Before You Build AI in Healthcare: Nail the Objective and the Data First
Here's the simple truth: AI won't fix a vague problem or messy data. That's the core message emphasized by Rob Havasy of HIMSS and Karla Eidem of PMI. Before you code a model or sign a vendor contract, set a clear outcome and stand up strong data governance.
Do that, and AI becomes useful. Skip it, and you'll collect "pilots" that never move the needle.
Start with the problem, then the metric
Define the clinical or operational gap first. Make it specific, measurable, and time-bound. If you can't quantify success, you can't manage it.
- Clinical: reduce 30-day readmissions by 10% for CHF patients in 9 months
- Quality: cut time-to-antibiotics in sepsis by 15 minutes in the ED
- Operations: decrease prior auth turnaround by 25% without hurting denial rates
- Workforce: save clinicians 2 hours per week on documentation while keeping note accuracy
Also define the user and the moment in workflow. Who acts on the output? In which screen? What is the default if the model is silent or wrong?
Governance that prevents regret
Strong governance isn't paperwork. It's how you avoid rework, safety events, and patient trust issues. Make these non-negotiable:
- Data stewardship: ownership, access, lineage, and approval paths clearly defined
- Privacy and security: enforce least-privilege, full audit trails, and breach response plans
- PHI controls: document use cases, retention, encryption, and de-identification standards
- Bias and equity review: track performance by subgroup; document mitigations before go-live
- Clinical safety: prospective validation, human-in-the-loop, and rollback plans
- Lifecycle: monitoring for drift, periodic re-validation, and sunset criteria
For structured frameworks, many teams align policies with the NIST AI Risk Management Framework and HIPAA Security Rule.
Make data warehousing work for AI, not against it
Your model is only as good as your data layer. Build a path from source systems to actionable features with quality checks at every hop.
- Single source of truth: standard vocabularies, version control, and business definitions
- Interoperability: consistent mapping of EHR, claims, device, and patient-generated data
- Data contracts: schemas, freshness SLAs, and fail-fast alerts when feeds break
- Feature store: reusable features (e.g., risk scores, recent labs) with lineage and owners
- Quality gates: completeness, timeliness, and anomaly detection before model scoring
If your data warehouse can't provide reliable, timely inputs, pause the AI build. Fix the plumbing first.
Procure or build with clear gates
Whether you build or buy, run candidates through the same filters:
- Evidence: peer-reviewed results or internal validation on your population and workflows
- Security posture: third-party assessments, breach history, and response commitments
- Integration: EHR-native workflow, APIs, data export, and alert fatigue safeguards
- Contracts: data use boundaries, model transparency, IP, retention, and termination terms
- Total cost: implementation, change management, monitoring, and ongoing tuning
Pilot to production without drama
Keep pilots tight and accountable. Treat them like experiments with graduation criteria.

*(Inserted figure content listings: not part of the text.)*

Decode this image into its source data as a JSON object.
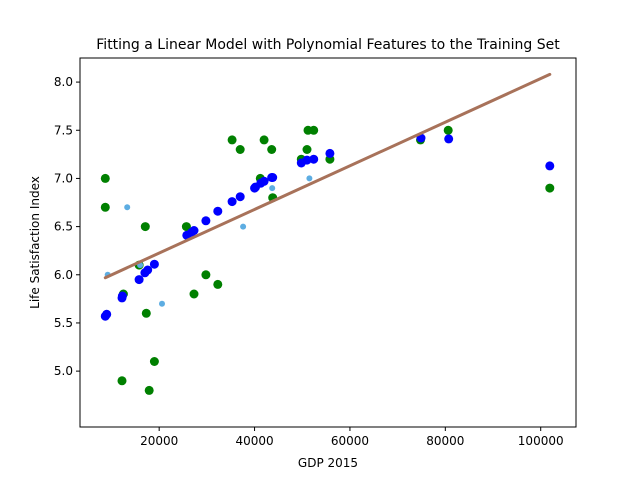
{
  "chart_data": {
    "type": "scatter",
    "title": "Fitting a Linear Model with Polynomial Features to the Training Set",
    "xlabel": "GDP 2015",
    "ylabel": "Life Satisfaction Index",
    "xlim": [
      3400,
      107400
    ],
    "ylim": [
      4.42,
      8.25
    ],
    "xticks": [
      20000,
      40000,
      60000,
      80000,
      100000
    ],
    "yticks": [
      5.0,
      5.5,
      6.0,
      6.5,
      7.0,
      7.5,
      8.0
    ],
    "xtick_labels": [
      "20000",
      "40000",
      "60000",
      "80000",
      "100000"
    ],
    "ytick_labels": [
      "5.0",
      "5.5",
      "6.0",
      "6.5",
      "7.0",
      "7.5",
      "8.0"
    ],
    "grid": false,
    "legend": false,
    "series": [
      {
        "kind": "points",
        "color": "#008000",
        "size": "large",
        "x": [
          8700,
          8700,
          12200,
          12500,
          15800,
          17100,
          17300,
          17900,
          19000,
          25700,
          27300,
          29800,
          32300,
          35300,
          37000,
          41200,
          42000,
          43600,
          43800,
          49800,
          51000,
          51200,
          52400,
          55800,
          74800,
          80600,
          101900
        ],
        "y": [
          7.0,
          6.7,
          4.9,
          5.8,
          6.1,
          6.5,
          5.6,
          4.8,
          5.1,
          6.5,
          5.8,
          6.0,
          5.9,
          7.4,
          7.3,
          7.0,
          7.4,
          7.3,
          6.8,
          7.2,
          7.3,
          7.5,
          7.5,
          7.2,
          7.4,
          7.5,
          6.9
        ]
      },
      {
        "kind": "points",
        "color": "#5dade2",
        "size": "small",
        "x": [
          9200,
          13300,
          16000,
          20600,
          26800,
          37600,
          43700,
          51500
        ],
        "y": [
          6.0,
          6.7,
          6.1,
          5.7,
          6.45,
          6.5,
          6.9,
          7.0
        ]
      },
      {
        "kind": "points",
        "color": "#0000ff",
        "size": "large",
        "x": [
          8700,
          9000,
          12200,
          12300,
          15800,
          17000,
          17600,
          19000,
          25800,
          26800,
          27300,
          29800,
          32300,
          35300,
          37000,
          40000,
          40200,
          41300,
          42000,
          43600,
          43800,
          49800,
          51000,
          52400,
          55800,
          74900,
          80700,
          101900
        ],
        "y": [
          5.57,
          5.59,
          5.76,
          5.78,
          5.95,
          6.02,
          6.05,
          6.11,
          6.41,
          6.44,
          6.46,
          6.56,
          6.66,
          6.76,
          6.81,
          6.9,
          6.91,
          6.95,
          6.97,
          7.01,
          7.01,
          7.16,
          7.19,
          7.2,
          7.26,
          7.42,
          7.41,
          7.13
        ]
      },
      {
        "kind": "line",
        "color": "#a8725a",
        "x": [
          8700,
          101900
        ],
        "y": [
          5.97,
          8.08
        ]
      }
    ]
  }
}
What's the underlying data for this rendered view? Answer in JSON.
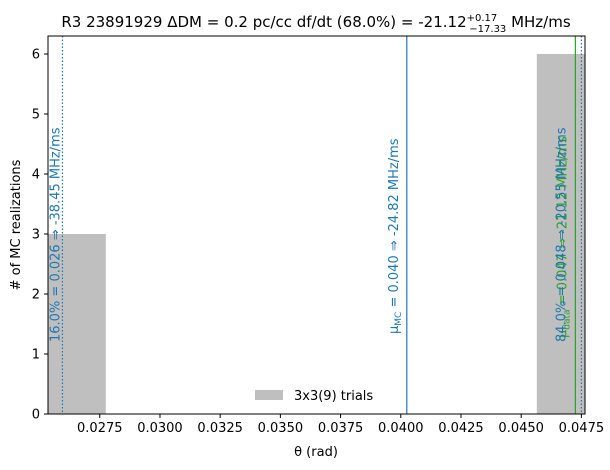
{
  "chart_data": {
    "type": "bar",
    "title": {
      "prefix": "R3 23891929 ΔDM = 0.2 pc/cc df/dt (68.0%) = -21.12",
      "sup": "+0.17",
      "sub": "−17.33",
      "suffix": " MHz/ms"
    },
    "xlabel": "θ (rad)",
    "ylabel": "# of MC realizations",
    "xlim": [
      0.02535,
      0.04765
    ],
    "ylim": [
      0,
      6.3
    ],
    "xticks": [
      "0.0275",
      "0.0300",
      "0.0325",
      "0.0350",
      "0.0375",
      "0.0400",
      "0.0425",
      "0.0450",
      "0.0475"
    ],
    "yticks": [
      "0",
      "1",
      "2",
      "3",
      "4",
      "5",
      "6"
    ],
    "bars": [
      {
        "x0": 0.02535,
        "x1": 0.02775,
        "value": 3
      },
      {
        "x0": 0.04565,
        "x1": 0.04765,
        "value": 6
      }
    ],
    "bar_color": "#bfbfbf",
    "vlines": [
      {
        "x": 0.02595,
        "style": "dotted",
        "color": "#1f77b4",
        "label": "16.0% = 0.026 ⇒ -38.45 MHz/ms"
      },
      {
        "x": 0.04025,
        "style": "solid",
        "color": "#1f77b4",
        "label_main": "μ",
        "label_sub": "MC",
        "label_rest": " = 0.040 ⇒ -24.82 MHz/ms"
      },
      {
        "x": 0.04725,
        "style": "solid",
        "color": "#2ca02c",
        "label_main": "μ",
        "label_sub": "data",
        "label_rest": " = 0.047 ⇒ -21.12 MHz/ms"
      },
      {
        "x": 0.0475,
        "style": "dotted",
        "color": "#1f77b4",
        "label": "84.0% = 0.048 ⇒ -20.55 MHz/ms"
      }
    ],
    "legend": {
      "label": "3x3(9) trials",
      "position": "lower-center"
    },
    "grid": false
  }
}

- Run in a sandbox first; confirm data quality and latency
- Shadow mode to baseline performance and false alerts
- Train end users; adjust UX based on real actions, not opinions
- Define go/no-go thresholds; if passed, scale with monitoring and a rollback switch
People and roles you need
AI programs stall when roles are fuzzy. Assign clear owners.
- Executive sponsor: removes roadblocks and owns funding
- Clinical owner: defines use case, safety, and adoption
- Data steward: ensures data quality and lineage
- Privacy and security: approves data flows and access
- MLOps/IT: deployment, monitoring, and incident response
- Vendor manager: performance reviews and contract compliance
A quick checklist to pressure-test readiness
- We have a single, measurable objective and a baseline
- We know exactly who will use the output and where
- Data is mapped, governed, and monitored end-to-end
- Privacy, security, and bias controls are documented and tested
- We can validate safety before exposure to patients
- We have post-go-live monitoring and a rollback plan
- We know total cost and who owns each task
Bottom line
AI should come after clear outcomes and dependable data. That's the fastest way to real clinical impact and sustainable adoption-exactly what leaders like Havasy and Eidem are pushing for. Set the objective, fortify the data, then build.